I Follow: Bob Ley
Editor’s note: “I Follow” is all about ESPN employees on Twitter: what they tweet, whom they follow and how you can interact socially with anyone and everyone.
Jack-of-all trades Bob Ley is host of ESPN’s FIFA Women’s World Cup Germany 2011 coverage. The Outside The Lines host is also a huge soccer fan, and served as conductor of on-site studio coverage of FIFA World Cup from South Africa.
Ley began work at ESPN on its third day of operation (Sept. 9, 1979), so he’s seen it all.
He took some time out from his myriad duties in Germany to talk to Front Row about his Twitter experiences.
Twitter handle: @BobLeyESPN
ESPN Job: Outside the Lines anchor and World Cup host
Following: 1,072* (as of 7/7/11)
FR: Who’s your favorite person to follow on Twitter and why?
BL: I follow many other journalists on Twitter, because they often post their news and latest updates/blogs on there, and nary a day goes by that (if I have time to keep an eye on my timeline) I don’t learn something that helps me for that particular day’s show. I follow politicians, athletes, sports executives, official league sites. And, I have to admit, once I figured Twitter out, I delved into guilty pleasure. So, yes, I follow Paris Hilton (@ParisHilton).

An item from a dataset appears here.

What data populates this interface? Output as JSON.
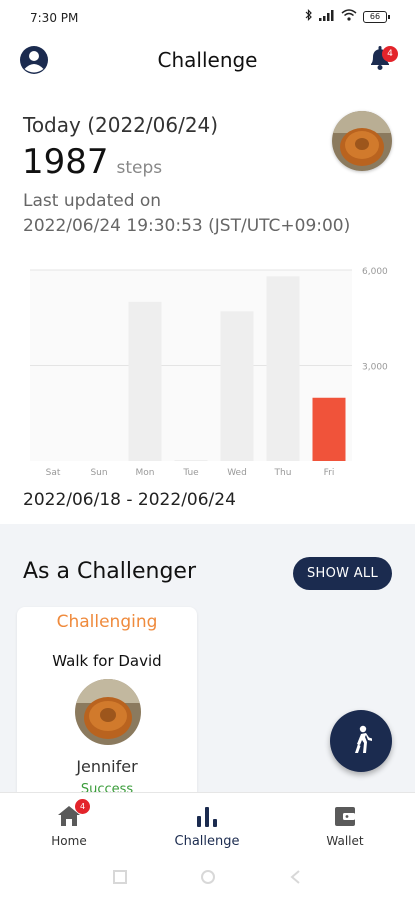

Last year at the World Cup in South Africa, I knew she was en route to the country to watch the cup. As fate would have it, we were dining in the great restaurant attached to our hotel in Johannesburg that night, and as we were walking out, there was a burst of flashbulbs up ahead of us.
It was Paris Hilton and Leo DiCaprio (@LeoDiCaprio) leaving the restaurant a few strides in front of us — being greeted by the South African paparazzi. By the time I got up to my room, she had Tweeted about her meal. (And the next day she was cited for drug possession. She didn’t Tweet about that.)
FR: How easy was it for you to embrace Twitter?
BL: I took a little bit to figure it out. The key question you have to answer for yourself is ‘why’. Why do you want to use Twitter? For me, it’s to help promote whatever I’m working on — and to use it as a tool to gather opinions, facts, and news from reputable sources.
FR: Do you have colleagues you haven’t been able to convert to Tweeting?
BL: Yes, there are some Luddites who resist the onslaught of technology. But the value in our everyday work, I think, will eventually win them over. And you know who you are.
FR: What’s been your strangest encounter on Twitter?
BL: It’s nice to connect on Twitter with fellow soccer fans, such as NBA MVP Steve Nash (@SteveNash), and my far flung colleagues. I can also count on that noted Twitter arriviste Alexi Lalas (@AlexiLaslas) to chime in with a witty remark.
FR: Do you have a favorite Tweet, either one of your own or from someone else?
BL: I posted a photo on my Twitpic timeline showing our ‘Big Blue’ unit in the Markplatz in Heidelberg [see below], against the backdrop of the castle that looms over Heidelberg (it dates from 1216).
FR: How many times have you visited Germany and what are your impressions of this visit?
BL: This is actually my first visit to Germany and we are enjoying it immensely: the history and evocative landmarks (such as the Wall, Brandenberg Gate, and Checkpoint Charlie) in Berlin — the heartbreaking story of Dresden, where ancient buildings still are scarred from the firebombing of 1945, the enduring beauty of Heidelberg that caused Mark Twain to spend months and inspired some of his best writing. The food is superb, the people very welcoming, and their love of soccer (football) so palpable. It’s a great three weeks.
FR: Compare your preparations for the 2010 FIFA World Cup with getting ready for this summer’s Women’s World Cup.
BL: The greater challenge for 2011 has been the lack of global information on the players in the 2011 World Cup, as compared to the men’s World Cup. Our research department has certainly risen to the occasion. Paul Carr, Mark Young, and Jonathan Costa have assembled a brilliant compendium of work.
FR: What Women’s World Cup story interests you most?
BL: Brazil and Germany are fascinating in different ways. The Brazilians play so few games, comparatively, yet in Marta have the greatest singular talent in the game. Still, with two Olympic silvers and a World Cup runner up trophy, they’ve been frustrated on the world stage. And the Germans have shown the same clinical sense of organization and skill in maintaining their level of play across the better part of a decade. How they manage the ongoing story of Birgit Prinz will be fascinating.